On a good newspaper, in the old days: I was doing 10 people’s jobs. But not Sports. The Sports section had four guys on Saturday. Football, man! Basketball!
So by midnight, dear reader, when the Sunday edition was all but done, awaiting only the AP Weather Report, can you blame me if I had a bit of fun?
To preserve Billings, Montana (High 39 – Low 14), I killed weather from entire cities, until the report was a few lines short: then I invented cities of my own and created weather.
Turtle Flats, Nev. – High 99, low 87. Take that! you bastards in Turtle Flats.
Crustacean Corners, Ala. – High 92, low 55 – Rain.
Coal Endives, Ky. – High 66, Low 79 – Mixed Precipitation.
No one ever caught me at it. And if they had, so what?
It’s not like I was trying to subvert the Constitution, or impugn the FBI.
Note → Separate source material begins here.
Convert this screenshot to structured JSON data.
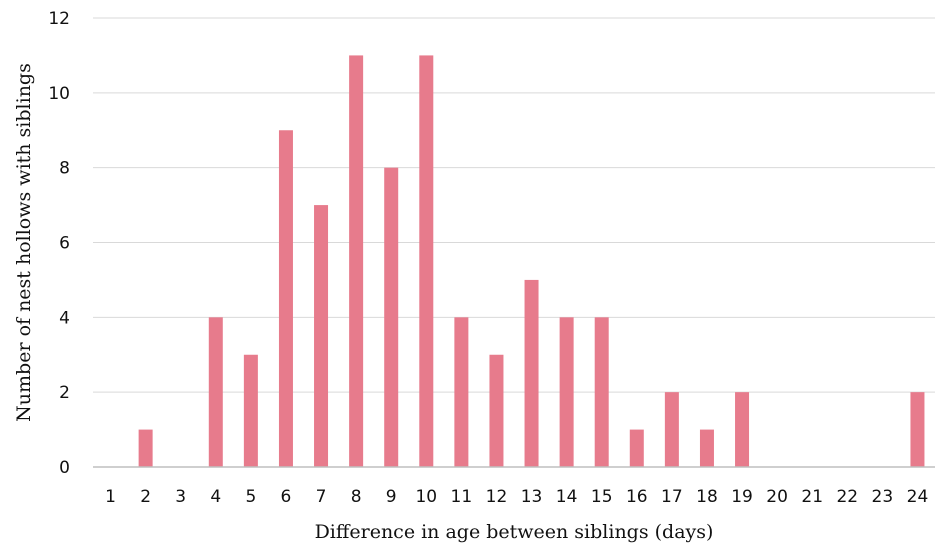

I also wrote (briefly) a garden column, under a new phony byline each week: Ditmar von Binderbinder, Zipper T. Horbanz, Arpad Snath. I invented their lives and deaths, appended in italics at the end of each column, until their italic adventures overwhelmed the column, and the publisher caught me, marrying one garden columnist to another.
“What’s this?” he said, throwing down the Saturday edition, folded twice and opened to the garden column, onto my desk.
“I was only trying to help,” I said.
As city editor at another paper, I wrote a fictional history of the ice cream cone and imperiously instructed editors above me not to cut a word of it — and they did not. I followed it up with an equally bogus (can things be equally bogus?) history of wine, with the same haughty instructions, which my editorial overlords obeyed again, for I had already established my credentials, as an expert on ice cream.
Finally, I wrote a law and submitted it to the governor of Texas. My law required every newspaper in Texas to subscribe to my column, and pay me for it.
Here is how this came about.
A Republican lawmaker in Oregon had written a law requiring every Oregonian adult to have a gun. He admitted that he let a gun lobbyist write it for him.
I know that because I called the dude up and talked to him. He didn’t seem to think there was anything wrong with that law, or the way it had come about.
So I wrote my own law and faxed it to the governor of Texas. The governor counter-faxed me the same day, and followed it up with a real letter on letterhead, signed by herself, which I treasure to this day.
It said, in toto:
“I never say I will veto a law until I have read it.
“In your case I will make an exception.